Mixes in hand, Reed and Arup looked to the West Coast, where CSULB launched the Metal Machine Trio installation this past January 27th. Once they enter a room blacked out to the minimum allowed by code, the installation’s visitors find chairs scattered throughout the venue, where they can to sit, stand and walk around the space to explore the sounds as they wish.

“It’s like being able to run around on the stage during the concert without having to worry about tripping over cables — or Lou!” Skinner laughs. “Multiple visitors can experience the installation simultaneously – there is a limit to the amount of people in the ‘sweet spot,’ but at any point in the gallery the listener will have a slightly different perspective or experience on the audio.

“Since I was a performer for so long I’ve certainly experienced most of my shows either from onstage, or in the wings.  There’s a different energy up there than in the audience, and sound comes at you from all directions, and what you hear really depends on where you’re standing on the stage.  The guitarist on stage right has a very different experience than the lead vocalist or drummer, for example.

“That has changed a bit with the introduction of in-ear monitors.  But as someone who has never worn those, to me, the live experience is much different, and more dimensional, than someone in the audience primarily hearing a polished, mono (or maybe stereo) mix.”

Just as important as the audio team being satisfied, Reed, one of NYC’s undisputed kings of  rock, gives the CSULB installation his stamp of approval – as have the exhibit’s visitors. “Lou was very happy with the installation,” says Skinner. “He told me that ‘The only thing better than this installation was playing the show.’  So that pretty much says it all to me!

“I couldn’t be happier with Lou and the band’s reaction, as well as the audience reaction.  I think the audience is really getting a unique experience getting to ‘sit’ on stage with the band during the show. I watched groups of 30 people sit on the floor, eyes closed, just bathing in the wall of sound.  It was really the most satisfying experience with an audience experiencing relatively abstract audio that I can ever remember having.”
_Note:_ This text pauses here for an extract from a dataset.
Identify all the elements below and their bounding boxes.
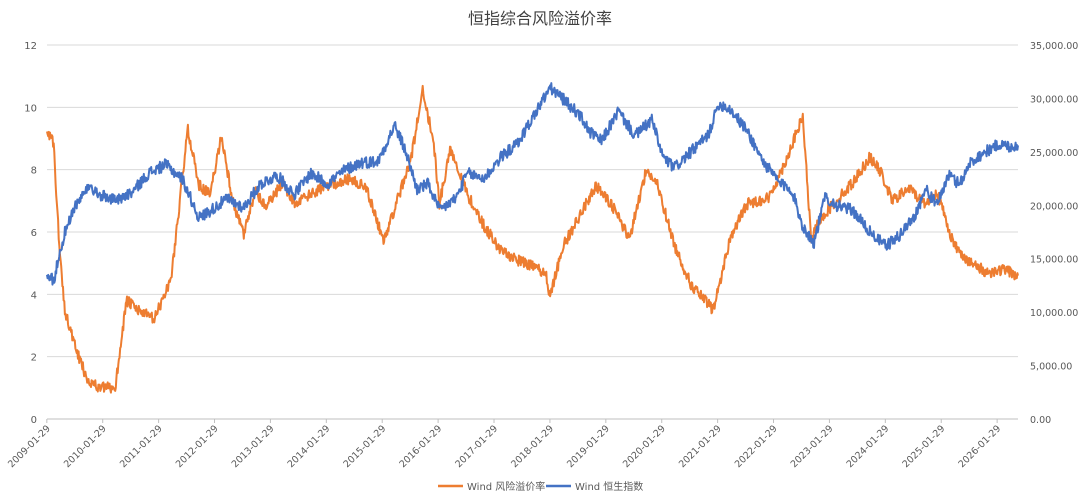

With the tough task of recreating Metal Machine’s harsh realities 3,000 miles away completed, the Arup team is naturally looking ahead to the next possible pairings of sound art with their vaunted SoundLab. After all, entirely new perspectives for experiencing music don’t emerge every day.

“I’m very hopeful that with this installation being available for visitors for such an extended period, that some of my favorite artists will drop by for a listen without me, or anyone from Arup being around, so they can decide for themselves that this is, in fact, an interesting and viable platform,” Mike Skinner says. “I would love to work on an album that has more traditional songwriting aspects. I keep thinking that someone like Mike Patton or Bjork or Grizzly Bear or Radiohead would really make use of — and help us to push — this way of listening and composing.”